Allegedly, many people were hit with vertigo, among other dreadful-but-vague side effects.
My own mother, who lives in Fort Smith, Ark., also warned me of the side effects. She is 87 years old and refuses to consider receiving the COVID vaccine.
Naturally, all this side effect “news” came to me as I was preparing to receive the second dose of the Pfizer vaccine this past Wednesday, Jan. 27.
Anyway, I showed up at Mercy Hospital at the appointed time on Wednesday and within a few minutes was sharing a table with a nurse who was holding a hypodermic needle.

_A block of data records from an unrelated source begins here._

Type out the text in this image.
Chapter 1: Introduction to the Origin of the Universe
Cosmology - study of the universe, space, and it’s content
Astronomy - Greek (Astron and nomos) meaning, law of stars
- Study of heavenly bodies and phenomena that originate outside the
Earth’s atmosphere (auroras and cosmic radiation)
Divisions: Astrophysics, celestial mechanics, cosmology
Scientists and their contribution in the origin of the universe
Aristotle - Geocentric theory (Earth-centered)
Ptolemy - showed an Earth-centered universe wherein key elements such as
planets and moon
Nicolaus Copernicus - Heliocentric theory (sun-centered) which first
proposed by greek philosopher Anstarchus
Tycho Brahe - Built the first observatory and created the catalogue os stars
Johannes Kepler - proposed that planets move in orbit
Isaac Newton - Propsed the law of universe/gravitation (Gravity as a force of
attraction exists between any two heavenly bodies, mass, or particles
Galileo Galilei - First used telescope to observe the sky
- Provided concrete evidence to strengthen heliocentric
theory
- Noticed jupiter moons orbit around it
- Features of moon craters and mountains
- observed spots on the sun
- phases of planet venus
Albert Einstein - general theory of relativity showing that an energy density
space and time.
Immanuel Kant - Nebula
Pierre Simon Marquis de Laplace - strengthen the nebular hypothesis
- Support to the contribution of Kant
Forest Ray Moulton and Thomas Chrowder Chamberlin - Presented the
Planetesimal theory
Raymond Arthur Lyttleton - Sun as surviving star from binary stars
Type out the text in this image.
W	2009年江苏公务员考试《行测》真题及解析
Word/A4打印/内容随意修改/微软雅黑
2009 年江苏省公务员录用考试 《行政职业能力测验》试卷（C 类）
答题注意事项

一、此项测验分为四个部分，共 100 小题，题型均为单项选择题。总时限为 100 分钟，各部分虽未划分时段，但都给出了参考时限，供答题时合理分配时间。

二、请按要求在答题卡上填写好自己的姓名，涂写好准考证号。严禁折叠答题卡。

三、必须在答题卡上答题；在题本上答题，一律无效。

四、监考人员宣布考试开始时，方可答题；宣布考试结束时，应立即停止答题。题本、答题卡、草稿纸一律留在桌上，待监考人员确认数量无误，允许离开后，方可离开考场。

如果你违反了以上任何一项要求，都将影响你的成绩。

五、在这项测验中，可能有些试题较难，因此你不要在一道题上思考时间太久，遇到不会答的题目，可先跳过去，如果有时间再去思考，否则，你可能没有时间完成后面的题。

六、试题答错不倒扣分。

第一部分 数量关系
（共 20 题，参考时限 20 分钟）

She told me to expect some limited reaction to the second dose before she plunged the needle with the vaccine into my arm. My body already had antibodies stirred up by the first dose, apparently.
Fast forward to Thursday. I woke up and felt as if I had been run over by a truck. Actually, it felt like the flu. Muscles and joints ached. I had zero energy. Low grade fever.
I postponed a meeting scheduled for the afternoon. I wondered if the warnings of my family naysayers were correct?
I went to bed about 8:30 that night.
However, when I awoke on Friday, all those symptoms were gone. I felt refreshed and ready to tackle my day. By afternoon, muscle aches returned, but nothing that dragged me down.
Now it is Saturday, and I’m feeling even more on top of my game.
Yes, the second dose packs a punch. But don’t panic if you awake on the day after feeling miserable.
I predict it will pass quickly, and you can resume your life confident that your odds of suffering any lasting impacts from the COVID virus are greatly reduced.
I know I am. Thank you, God (and science).